O halde, davalıların bu yönleri amaçlayan temyiz itirazları kabul edilmelidir ve hüküm bozulmalıdır.
2-Avukatlık Asgari Ücret Tarifesinin 10. maddesi, "Manevi tazminat davalarında ücret" başlığı altında, "(1) Manevi tazminat davalarında avukatlık ücreti, hüküm altına alınan miktar üzerinden Tarifenin üçüncü kısmına göre belirlenir. (2) Davanın kısmen reddi durumunda, karşı taraf vekili yararına Tarifenin üçüncü kısmına göre hükmedilecek ücret, davacı vekili lehine belirlenen ücreti geçemez. (3) Bu davaların tamamının reddi durumunda avukatlık ücreti, Tarifenin ikinci kısmının ikinci bölümüne göre hükmolunur. (4) Manevi tazminat davasının, maddi tazminat veya parayla değerlendirilmesi mümkün diğer taleplerle birlikte açılması durumunda; manevi tazminat açısından avukatlık ücreti ayrı bir kalem olarak hükmedilir." düzenlemesini içermektedir.

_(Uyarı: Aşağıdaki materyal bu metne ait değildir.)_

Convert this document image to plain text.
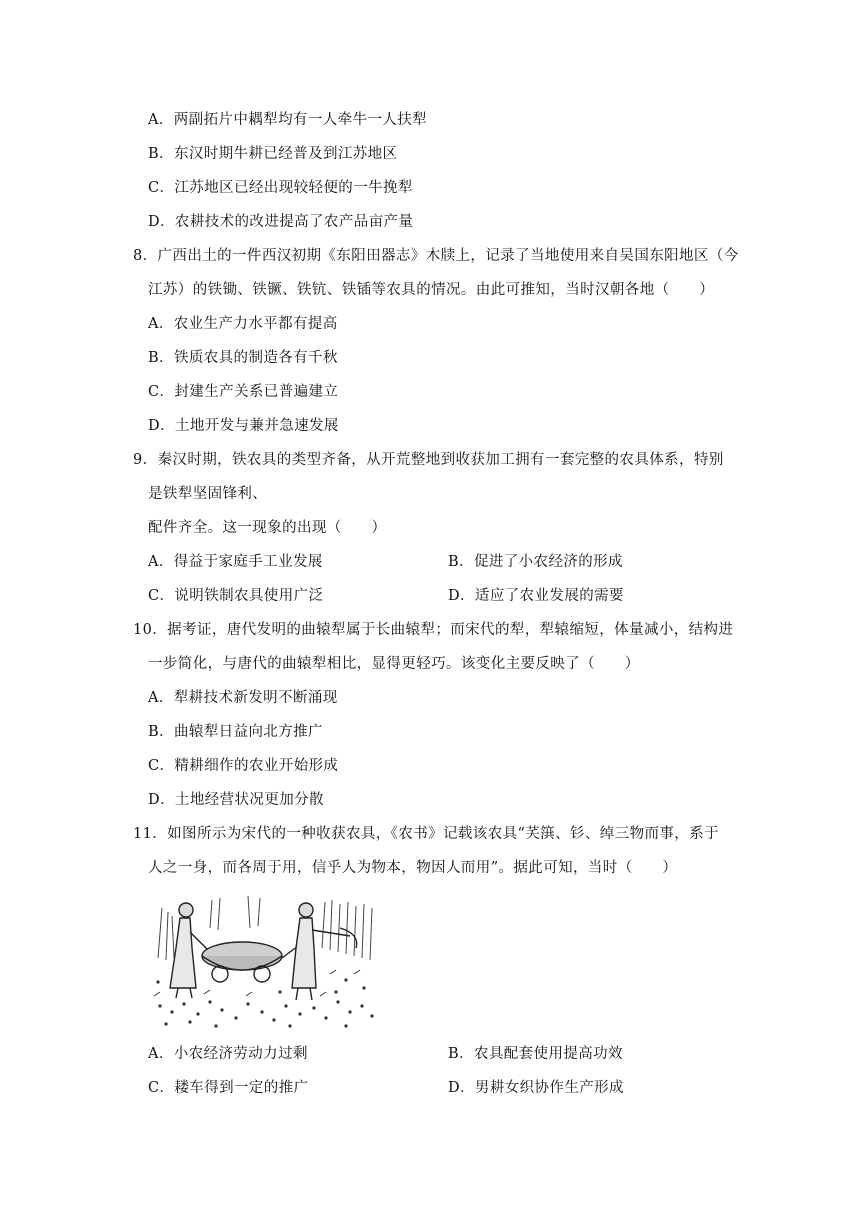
A．两副拓片中耦犁均有一人牵牛一人扶犁
B．东汉时期牛耕已经普及到江苏地区
C．江苏地区已经出现较轻便的一牛挽犁
D．农耕技术的改进提高了农产品亩产量
8．广西出土的一件西汉初期《东阳田器志》木牍上，记录了当地使用来自吴国东阳地区（今
江苏）的铁锄、铁镢、铁钪、铁锸等农具的情况。由此可推知，当时汉朝各地（　　）
A．农业生产力水平都有提高
B．铁质农具的制造各有千秋
C．封建生产关系已普遍建立
D．土地开发与兼并急速发展
9．秦汉时期，铁农具的类型齐备，从开荒整地到收获加工拥有一套完整的农具体系，特别
是铁犁坚固锋利、
配件齐全。这一现象的出现（　　）
A．得益于家庭手工业发展	B．促进了小农经济的形成
C．说明铁制农具使用广泛	D．适应了农业发展的需要
10．据考证，唐代发明的曲辕犁属于长曲辕犁；而宋代的犁，犁辕缩短，体量减小，结构进
一步简化，与唐代的曲辕犁相比，显得更轻巧。该变化主要反映了（　　）
A．犁耕技术新发明不断涌现
B．曲辕犁日益向北方推广
C．精耕细作的农业开始形成
D．土地经营状况更加分散
11．如图所示为宋代的一种收获农具，《农书》记载该农具“芺篊、钐、绰三物而事，系于
人之一身，而各周于用，信乎人为物本，物因人而用”。据此可知，当时（　　）
A．小农经济劳动力过剩	B．农具配套使用提高功效
C．耧车得到一定的推广	D．男耕女织协作生产形成
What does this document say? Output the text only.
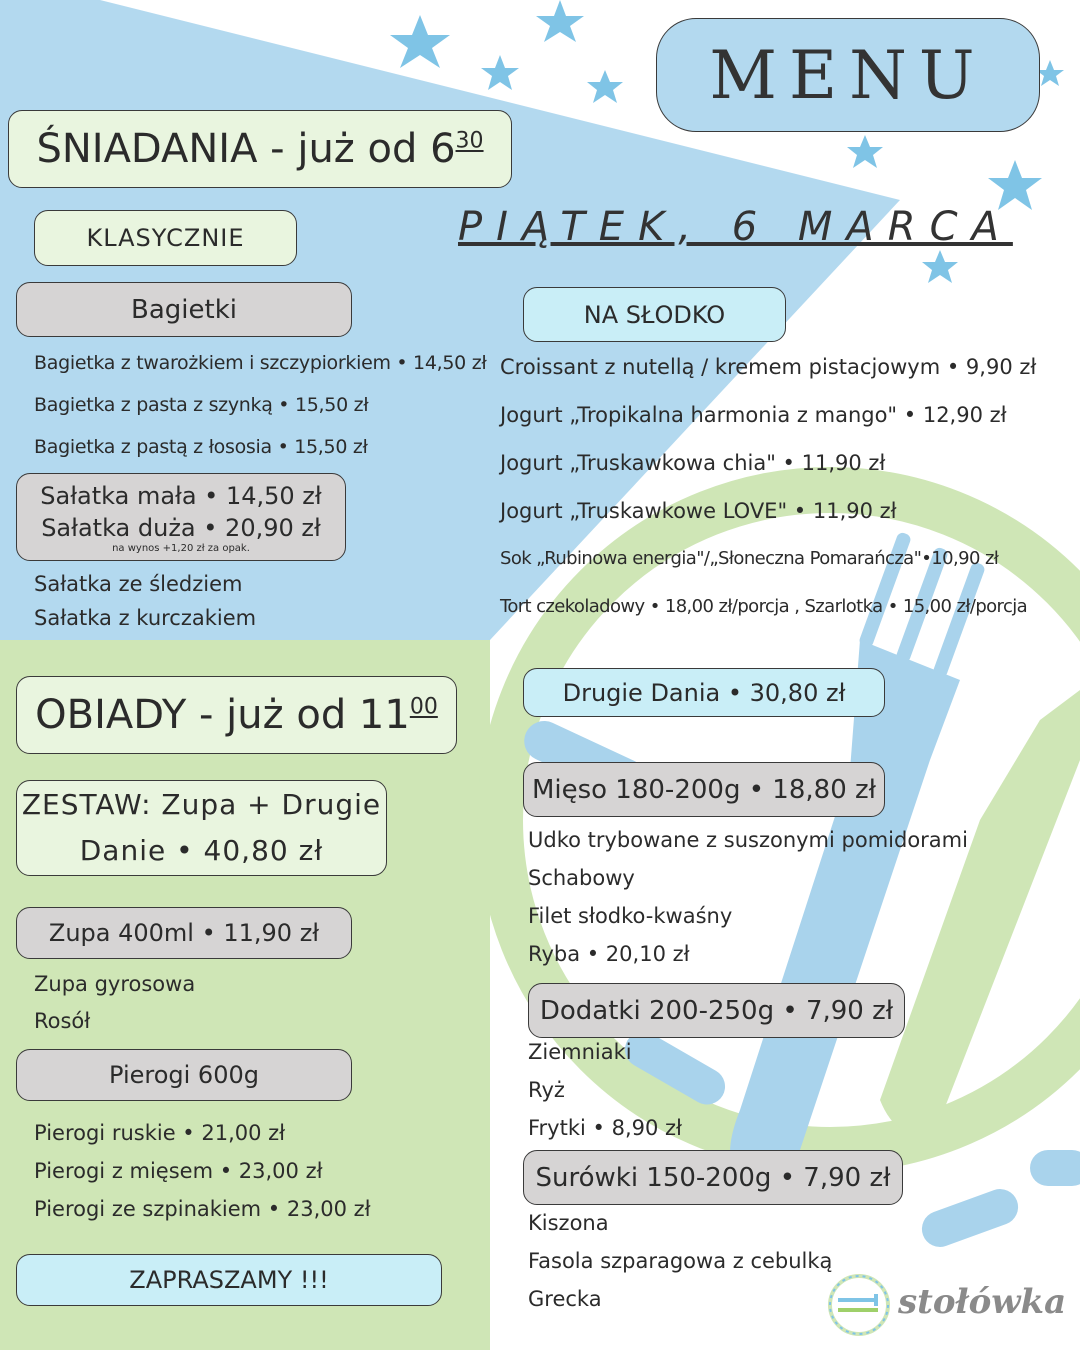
MENU
PIĄTEK, 6 MARCA
ŚNIADANIA - już od $6^{30}$
KLASYCZNIE
Bagietki
Bagietka z twarożkiem i szczypiorkiem • 14,50 zł
Bagietka z pasta z szynką • 15,50 zł
Bagietka z pastą z łososia • 15,50 zł
Sałatka mała • 14,50 zł
Sałatka duża • 20,90 zł
na wynos +1,20 zł za opak.
Sałatka ze śledziem
Sałatka z kurczakiem
NA SŁODKO
Croissant z nutellą / kremem pistacjowym • 9,90 zł
Jogurt „Tropikalna harmonia z mango" • 12,90 zł
Jogurt „Truskawkowa chia" • 11,90 zł
Jogurt „Truskawkowe LOVE" • 11,90 zł
Sok „Rubinowa energia"/„Słoneczna Pomarańcza"•10,90 zł
Tort czekoladowy • 18,00 zł/porcja , Szarlotka • 15,00 zł/porcja
OBIADY - już od $11^{00}$
ZESTAW: Zupa + Drugie
Danie • 40,80 zł
Zupa 400ml • 11,90 zł
Zupa gyrosowa
Rosół
Pierogi 600g
Pierogi ruskie • 21,00 zł
Pierogi z mięsem • 23,00 zł
Pierogi ze szpinakiem • 23,00 zł
ZAPRASZAMY !!!
Drugie Dania • 30,80 zł
Mięso 180-200g • 18,80 zł
Udko trybowane z suszonymi pomidorami
Schabowy
Filet słodko-kwaśny
Ryba • 20,10 zł
Dodatki 200-250g • 7,90 zł
Ziemniaki
Ryż
Frytki • 8,90 zł
Surówki 150-200g • 7,90 zł
Kiszona
Fasola szparagowa z cebulką
Grecka	stołówka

Dosya kapsamına göre, maddi ve manevi tazminat taleplerinin ayrı ayrı kısmen kabul edildiği davada davalılar lehine tek vekalet ücretine hükmedilmesi hatalı olup, reddedilen maddi tazminat kısmı için ayrı, yine reddedilen manevi tazminat kısmı için ayrı olmak üzere, davalılar lehine birlikte vekalet ücretine karar verilmesi gerekir.
O halde, davalıların bu yönleri amaçlayan temyiz itirazları kabul edilmelidir ve hüküm bozulmalıdır.SONUÇ: Hükmün yukarıda açıklanan nedenlerle BOZULMASINA, temyiz harcının istek halinde temyiz eden davalılara iadesine,
18/03/2019 gününde oybirliğiyle karar verildi.